I only have five dollars so if you sue me you won't get much. I don't own YYH, or The Fairly Odd Parents, or Disney World, and related characters.

Hiei Meet Cosmo and Wanda

Ch. 2 Roasted Duck

Hiei sat on the widest branch of his tree, and polished off his third box of rocky road ice cream.

"Do you want more ice cream, sweetie?" Wanda asked him.

"No, and I'm not sweet. I strive not to be sweet...in any way."

"Ohh ohh, I wanna drive, drive, oh oh pick me meeeeee."

"I wish I had ear plugs. "
*Poof*

"Hn."

"So what do you want to do now sweetie?" Wanda asked .
"..."

"Sweetie?"

"..."

"Doesn't anybody ever listen to me?!" Wanda screamed.

Hiei took out his ear plugs and Cosmo paused in his jumping off the walls.

"No!" Hiei and Cosmo chorused, before resuming their earlier actions.

"I wish we were at...DISNEY LAND!!!!!!!"

*Poof*

"Wow! This is like a dream come true. I never got to come to Disney World when I was a child. My mother wouldn't take me. She never loved me. She threw me off the side of the island. My life sucks."

"Oh sure wallow in self pity, Whatever, I'm going to ride on Space Mountain."

"I didn't know you knew what the word wallow meant." Wanda admitted impressed.

"Look a Wallow!" Cosmo said pointing to a bird.

"Never mind"

"Look it's that infernal duck." Hiei yelled pointing dramatically.

"Puck!

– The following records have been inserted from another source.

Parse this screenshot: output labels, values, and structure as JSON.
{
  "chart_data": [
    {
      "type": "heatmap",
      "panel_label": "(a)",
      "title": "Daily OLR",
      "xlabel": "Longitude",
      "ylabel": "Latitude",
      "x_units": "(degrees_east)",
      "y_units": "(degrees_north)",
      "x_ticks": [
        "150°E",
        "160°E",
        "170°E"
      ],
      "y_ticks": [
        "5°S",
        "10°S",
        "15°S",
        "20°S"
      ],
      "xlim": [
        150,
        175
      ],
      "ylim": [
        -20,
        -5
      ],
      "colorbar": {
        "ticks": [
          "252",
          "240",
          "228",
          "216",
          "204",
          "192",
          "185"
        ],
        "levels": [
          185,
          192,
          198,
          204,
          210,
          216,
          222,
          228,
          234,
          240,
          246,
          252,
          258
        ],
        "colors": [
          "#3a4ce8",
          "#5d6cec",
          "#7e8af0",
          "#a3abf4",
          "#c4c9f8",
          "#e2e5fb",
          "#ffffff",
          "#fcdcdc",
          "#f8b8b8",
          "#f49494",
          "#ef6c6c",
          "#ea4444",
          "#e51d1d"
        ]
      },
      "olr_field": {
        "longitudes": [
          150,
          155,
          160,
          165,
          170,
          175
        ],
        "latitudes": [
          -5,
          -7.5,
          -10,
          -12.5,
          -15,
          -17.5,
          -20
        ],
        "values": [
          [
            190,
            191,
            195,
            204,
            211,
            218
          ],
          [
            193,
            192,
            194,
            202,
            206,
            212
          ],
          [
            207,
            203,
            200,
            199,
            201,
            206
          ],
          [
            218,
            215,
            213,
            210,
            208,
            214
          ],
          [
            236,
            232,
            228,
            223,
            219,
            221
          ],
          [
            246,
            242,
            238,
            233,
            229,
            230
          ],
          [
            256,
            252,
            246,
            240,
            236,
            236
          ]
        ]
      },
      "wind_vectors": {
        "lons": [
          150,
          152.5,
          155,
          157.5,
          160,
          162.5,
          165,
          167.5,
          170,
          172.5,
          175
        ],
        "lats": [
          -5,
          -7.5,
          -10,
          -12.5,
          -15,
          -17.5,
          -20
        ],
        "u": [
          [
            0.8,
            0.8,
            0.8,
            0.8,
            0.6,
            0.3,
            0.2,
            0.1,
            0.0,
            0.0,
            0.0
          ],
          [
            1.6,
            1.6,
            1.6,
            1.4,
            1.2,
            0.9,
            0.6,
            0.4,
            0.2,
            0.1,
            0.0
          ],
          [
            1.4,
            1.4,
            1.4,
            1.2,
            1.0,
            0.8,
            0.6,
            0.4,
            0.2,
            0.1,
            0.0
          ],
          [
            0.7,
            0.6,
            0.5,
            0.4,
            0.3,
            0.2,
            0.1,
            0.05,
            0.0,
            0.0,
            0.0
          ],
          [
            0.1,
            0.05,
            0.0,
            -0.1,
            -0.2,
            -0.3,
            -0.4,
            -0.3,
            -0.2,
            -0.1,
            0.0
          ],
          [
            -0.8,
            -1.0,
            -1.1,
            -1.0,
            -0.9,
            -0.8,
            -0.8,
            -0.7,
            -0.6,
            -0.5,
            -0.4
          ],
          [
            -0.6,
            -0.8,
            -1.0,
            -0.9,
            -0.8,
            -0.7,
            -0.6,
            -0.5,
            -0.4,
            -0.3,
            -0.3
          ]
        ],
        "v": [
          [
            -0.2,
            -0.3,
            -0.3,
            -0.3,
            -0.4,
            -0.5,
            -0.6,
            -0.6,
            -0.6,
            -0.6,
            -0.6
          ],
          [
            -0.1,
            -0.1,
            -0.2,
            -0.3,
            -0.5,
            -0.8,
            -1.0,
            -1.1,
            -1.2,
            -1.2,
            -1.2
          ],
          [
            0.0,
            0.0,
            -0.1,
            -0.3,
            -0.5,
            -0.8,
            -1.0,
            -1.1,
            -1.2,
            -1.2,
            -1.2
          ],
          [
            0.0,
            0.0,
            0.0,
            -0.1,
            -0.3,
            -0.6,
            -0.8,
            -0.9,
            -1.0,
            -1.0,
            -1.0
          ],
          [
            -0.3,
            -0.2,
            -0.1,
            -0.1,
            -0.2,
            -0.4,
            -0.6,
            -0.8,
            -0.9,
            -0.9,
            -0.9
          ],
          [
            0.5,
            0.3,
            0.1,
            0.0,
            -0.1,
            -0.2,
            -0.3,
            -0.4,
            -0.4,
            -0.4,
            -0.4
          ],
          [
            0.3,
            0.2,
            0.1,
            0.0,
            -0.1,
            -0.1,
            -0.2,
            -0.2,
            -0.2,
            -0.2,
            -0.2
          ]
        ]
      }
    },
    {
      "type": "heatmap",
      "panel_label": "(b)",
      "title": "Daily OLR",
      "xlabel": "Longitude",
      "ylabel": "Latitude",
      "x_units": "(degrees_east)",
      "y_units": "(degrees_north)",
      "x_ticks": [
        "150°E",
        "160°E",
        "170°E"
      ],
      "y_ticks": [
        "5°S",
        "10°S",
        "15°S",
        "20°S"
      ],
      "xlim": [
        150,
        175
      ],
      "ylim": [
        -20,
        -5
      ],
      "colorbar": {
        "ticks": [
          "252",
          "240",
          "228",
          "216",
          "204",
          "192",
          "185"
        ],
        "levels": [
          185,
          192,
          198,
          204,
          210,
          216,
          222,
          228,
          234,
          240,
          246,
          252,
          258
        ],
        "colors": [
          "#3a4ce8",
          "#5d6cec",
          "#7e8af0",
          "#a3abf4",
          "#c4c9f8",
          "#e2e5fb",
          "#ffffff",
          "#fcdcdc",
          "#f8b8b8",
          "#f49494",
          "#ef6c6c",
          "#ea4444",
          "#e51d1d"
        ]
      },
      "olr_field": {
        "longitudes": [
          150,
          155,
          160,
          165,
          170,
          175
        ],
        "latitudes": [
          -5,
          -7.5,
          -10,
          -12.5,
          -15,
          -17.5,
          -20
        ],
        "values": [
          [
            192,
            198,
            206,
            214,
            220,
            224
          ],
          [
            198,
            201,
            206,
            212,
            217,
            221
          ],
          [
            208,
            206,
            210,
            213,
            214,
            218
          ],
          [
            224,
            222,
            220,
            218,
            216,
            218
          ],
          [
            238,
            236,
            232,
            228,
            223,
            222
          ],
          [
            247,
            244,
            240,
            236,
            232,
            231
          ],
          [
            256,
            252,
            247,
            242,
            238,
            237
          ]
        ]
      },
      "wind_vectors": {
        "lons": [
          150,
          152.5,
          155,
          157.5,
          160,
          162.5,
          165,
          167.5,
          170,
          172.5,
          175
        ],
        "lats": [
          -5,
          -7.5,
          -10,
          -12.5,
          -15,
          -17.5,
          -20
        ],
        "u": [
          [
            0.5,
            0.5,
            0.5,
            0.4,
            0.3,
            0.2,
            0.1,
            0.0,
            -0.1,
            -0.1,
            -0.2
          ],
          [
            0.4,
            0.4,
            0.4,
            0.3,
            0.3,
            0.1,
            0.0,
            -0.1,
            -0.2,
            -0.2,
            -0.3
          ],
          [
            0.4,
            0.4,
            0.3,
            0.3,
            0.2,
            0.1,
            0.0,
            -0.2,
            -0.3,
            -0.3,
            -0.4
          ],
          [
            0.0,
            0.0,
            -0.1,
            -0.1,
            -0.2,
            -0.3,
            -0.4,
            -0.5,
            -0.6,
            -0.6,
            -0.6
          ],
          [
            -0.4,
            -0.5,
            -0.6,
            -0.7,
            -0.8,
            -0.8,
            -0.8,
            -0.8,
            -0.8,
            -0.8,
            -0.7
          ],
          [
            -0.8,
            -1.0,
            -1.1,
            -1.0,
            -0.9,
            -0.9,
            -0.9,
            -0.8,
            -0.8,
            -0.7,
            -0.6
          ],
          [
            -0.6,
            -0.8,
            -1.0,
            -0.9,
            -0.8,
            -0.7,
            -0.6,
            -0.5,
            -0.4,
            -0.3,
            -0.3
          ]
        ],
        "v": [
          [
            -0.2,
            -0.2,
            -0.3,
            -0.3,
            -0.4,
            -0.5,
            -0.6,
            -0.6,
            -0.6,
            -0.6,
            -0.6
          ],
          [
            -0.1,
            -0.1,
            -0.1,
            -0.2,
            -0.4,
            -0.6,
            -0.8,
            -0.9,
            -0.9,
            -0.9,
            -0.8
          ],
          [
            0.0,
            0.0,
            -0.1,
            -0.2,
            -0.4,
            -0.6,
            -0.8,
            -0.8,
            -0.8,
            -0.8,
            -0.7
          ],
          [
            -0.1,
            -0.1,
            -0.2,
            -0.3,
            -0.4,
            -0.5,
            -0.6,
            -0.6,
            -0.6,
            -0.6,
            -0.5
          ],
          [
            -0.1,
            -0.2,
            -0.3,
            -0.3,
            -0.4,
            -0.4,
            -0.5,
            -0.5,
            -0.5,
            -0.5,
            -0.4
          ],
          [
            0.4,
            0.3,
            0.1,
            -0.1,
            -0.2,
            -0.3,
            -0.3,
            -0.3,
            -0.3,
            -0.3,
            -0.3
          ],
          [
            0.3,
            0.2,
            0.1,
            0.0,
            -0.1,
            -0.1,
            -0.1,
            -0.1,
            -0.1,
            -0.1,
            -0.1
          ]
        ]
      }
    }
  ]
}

Where!" Cosmo screamed covering his head.

"Hockey accident long story." Wanda explained.

Hiei wasn't listening to Wanda, he was striding up to Donald Duck, who was surrounded by a bunch of children waiting for his autograph.

"Move."

"Hey, son, you listen here my kids were first in line, now you wait your turn." A father yelled at him.

Hiei pulled out his katana and began to cut the man's hair.

"AAAAAAAAAAAAAHHHHHHHHHHHHHH Psyco Freak with a sword RRRRRRRUUUUUUUUUUNNNNNNNNNNNN!!!!!"

"Now, Duck," Hiei said, poking the man in the duck suit with his sword, "Take me to your leader. Where is the mouse?"

"AAAHHHH help me!!!"

"Won't talk ehh...Well I always wanted to eat roast duck."

Hiei pulled back his arm and aimed it at Donald Duck.

"Dragon of Darkness Flame!"

(A.N. Don't worry nobody dies...yet, they just get really big boo boos.a.a.n. That line wasn't mine either it was from George of the Jungle)

"Now where is that mouse?" Hiei asked himself skipping off.